Jackson founded MPSNS in 1997 in Halifax as a place for increasingly marginalized steak-lovers to come together and share a hearty, blood-soaked meal. For the first five years they held their weekly meetings in Jackson’s kitchen in the north end of Halifax, but due to expanding membership they soon had to move to the local community centre.
“We really caught on to something. It was very special to be a part of such an important social movement,” he said, as he wiped a tear from his eye.
Jackson had never spoken to the media before this week, but says he was driven to reach out due to the declining attendance at his weekly “bloodfests.” He blames the low attendance on the proliferation in mainstream media of pro-vegetarian and pro-vegan lifestyles.
“Only three people showed up last week. It’s getting very dire. And green vegetables are everywhere. Everyone is talking about how good vegetables are for you and they’re demonizing meat-eaters — they’re really picking on the little guy. Meat and potato lovers are having a tough go of it.”
What does he think of vegetarianism? “Well, what all this propaganda doesn’t tell you is that this supposed need for vegetables is a social construct. You know, invented by the Liberal elites to bankrupt the meat industry. That’s all it is. Leafy greens don’t make you healthy. That’s a lie. What makes you healthy is a vigorous love of life and a good bloody steak.”
Jackson credits his “vigorous love of life” to his various health setbacks and the awareness of his own mortality that he has gained from them. “I’ve been knocking on heaven’s door a few too many times. I had my seventh heart attack last month.
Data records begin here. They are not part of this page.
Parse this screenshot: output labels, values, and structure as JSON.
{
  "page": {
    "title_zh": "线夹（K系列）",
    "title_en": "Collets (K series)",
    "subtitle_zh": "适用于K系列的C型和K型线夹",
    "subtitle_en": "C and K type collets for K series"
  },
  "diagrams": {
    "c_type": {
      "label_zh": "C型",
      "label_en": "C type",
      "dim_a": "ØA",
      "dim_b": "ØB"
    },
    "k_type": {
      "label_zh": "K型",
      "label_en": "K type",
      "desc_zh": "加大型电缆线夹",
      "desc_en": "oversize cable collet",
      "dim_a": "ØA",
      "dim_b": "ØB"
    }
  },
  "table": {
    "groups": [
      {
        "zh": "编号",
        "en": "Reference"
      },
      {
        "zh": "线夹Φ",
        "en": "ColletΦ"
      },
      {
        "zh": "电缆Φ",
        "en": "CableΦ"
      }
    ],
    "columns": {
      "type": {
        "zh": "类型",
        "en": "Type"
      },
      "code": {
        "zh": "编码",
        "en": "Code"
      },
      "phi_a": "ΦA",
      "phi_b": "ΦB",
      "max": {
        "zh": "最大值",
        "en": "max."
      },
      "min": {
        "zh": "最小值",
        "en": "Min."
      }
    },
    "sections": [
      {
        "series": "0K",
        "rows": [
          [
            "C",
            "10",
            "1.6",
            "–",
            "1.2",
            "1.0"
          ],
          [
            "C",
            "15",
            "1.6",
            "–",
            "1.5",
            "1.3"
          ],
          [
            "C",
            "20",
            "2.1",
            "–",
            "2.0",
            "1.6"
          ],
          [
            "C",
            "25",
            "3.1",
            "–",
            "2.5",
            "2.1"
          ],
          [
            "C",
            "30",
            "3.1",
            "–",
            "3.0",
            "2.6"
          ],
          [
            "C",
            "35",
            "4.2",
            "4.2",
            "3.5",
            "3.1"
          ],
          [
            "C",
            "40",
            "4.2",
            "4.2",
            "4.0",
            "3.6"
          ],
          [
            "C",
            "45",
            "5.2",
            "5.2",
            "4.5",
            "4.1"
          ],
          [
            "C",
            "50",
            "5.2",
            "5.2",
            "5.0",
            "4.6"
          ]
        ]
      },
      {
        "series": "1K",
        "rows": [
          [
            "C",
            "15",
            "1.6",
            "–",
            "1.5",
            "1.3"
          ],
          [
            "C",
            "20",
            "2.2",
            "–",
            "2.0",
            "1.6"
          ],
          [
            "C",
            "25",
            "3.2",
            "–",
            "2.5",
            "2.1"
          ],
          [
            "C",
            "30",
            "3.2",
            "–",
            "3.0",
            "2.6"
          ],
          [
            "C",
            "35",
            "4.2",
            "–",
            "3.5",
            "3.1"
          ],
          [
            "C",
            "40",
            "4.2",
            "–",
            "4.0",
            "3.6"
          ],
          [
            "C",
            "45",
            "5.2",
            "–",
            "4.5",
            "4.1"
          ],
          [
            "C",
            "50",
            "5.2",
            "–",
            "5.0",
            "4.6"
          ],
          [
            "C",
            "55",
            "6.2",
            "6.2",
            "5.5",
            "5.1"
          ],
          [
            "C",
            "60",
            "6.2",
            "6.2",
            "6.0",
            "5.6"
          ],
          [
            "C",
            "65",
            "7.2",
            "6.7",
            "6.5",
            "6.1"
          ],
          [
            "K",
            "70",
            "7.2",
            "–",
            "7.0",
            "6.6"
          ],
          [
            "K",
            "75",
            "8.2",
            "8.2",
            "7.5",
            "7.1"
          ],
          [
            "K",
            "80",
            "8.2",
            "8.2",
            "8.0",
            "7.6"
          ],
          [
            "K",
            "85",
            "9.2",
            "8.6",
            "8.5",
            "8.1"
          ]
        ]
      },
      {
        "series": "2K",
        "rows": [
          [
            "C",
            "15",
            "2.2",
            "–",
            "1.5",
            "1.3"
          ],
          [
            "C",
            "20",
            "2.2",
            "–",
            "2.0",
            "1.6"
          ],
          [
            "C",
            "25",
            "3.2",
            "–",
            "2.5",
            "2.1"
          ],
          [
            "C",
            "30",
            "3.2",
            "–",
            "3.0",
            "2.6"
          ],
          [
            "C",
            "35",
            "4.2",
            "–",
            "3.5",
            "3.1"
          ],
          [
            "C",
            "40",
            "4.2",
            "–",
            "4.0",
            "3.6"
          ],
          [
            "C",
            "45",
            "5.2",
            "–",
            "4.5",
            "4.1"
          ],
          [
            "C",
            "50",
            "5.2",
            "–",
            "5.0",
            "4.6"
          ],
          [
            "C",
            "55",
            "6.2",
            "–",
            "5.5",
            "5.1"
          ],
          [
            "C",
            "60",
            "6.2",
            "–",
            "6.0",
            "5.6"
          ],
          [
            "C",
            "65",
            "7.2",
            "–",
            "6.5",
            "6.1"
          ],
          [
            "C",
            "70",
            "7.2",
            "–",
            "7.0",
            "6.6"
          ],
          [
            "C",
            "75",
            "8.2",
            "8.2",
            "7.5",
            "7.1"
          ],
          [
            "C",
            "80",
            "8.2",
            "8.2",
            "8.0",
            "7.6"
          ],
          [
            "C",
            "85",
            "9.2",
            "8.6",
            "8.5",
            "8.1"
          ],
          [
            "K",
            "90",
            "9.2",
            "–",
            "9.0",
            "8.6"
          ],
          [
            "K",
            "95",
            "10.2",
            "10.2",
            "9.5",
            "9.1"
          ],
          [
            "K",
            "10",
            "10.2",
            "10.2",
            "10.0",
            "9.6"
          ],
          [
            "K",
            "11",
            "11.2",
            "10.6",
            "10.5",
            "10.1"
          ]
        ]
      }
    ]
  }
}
But you know, every time I lose my health I’m just more convinced to live my life in the moment, and to really enjoy it to the fullest.
“That last one had me really scared,” he added, “so now I eat steak and potatoes every night — I’ve cut out cabbage altogether — ’cause I just never know when those angels might come calling for me again.”
Jackson, an inspiring example of perseverance and dedication to one’s ideals, said that when he was on the shelf they ran their weekly “bloodfests” out of the cafeteria of the Halifax Infirmary. He calls it a “sign from the heavens” that three of the other six initial founding members of MPSNS also happened to be inpatients suffering from various heart-related illnesses.
“The Infirmary staff were extraordinarily accommodating and didn’t try to push too much applesauce on us. We would never have stood for that faux-medicine vitamin-rich nonsense!”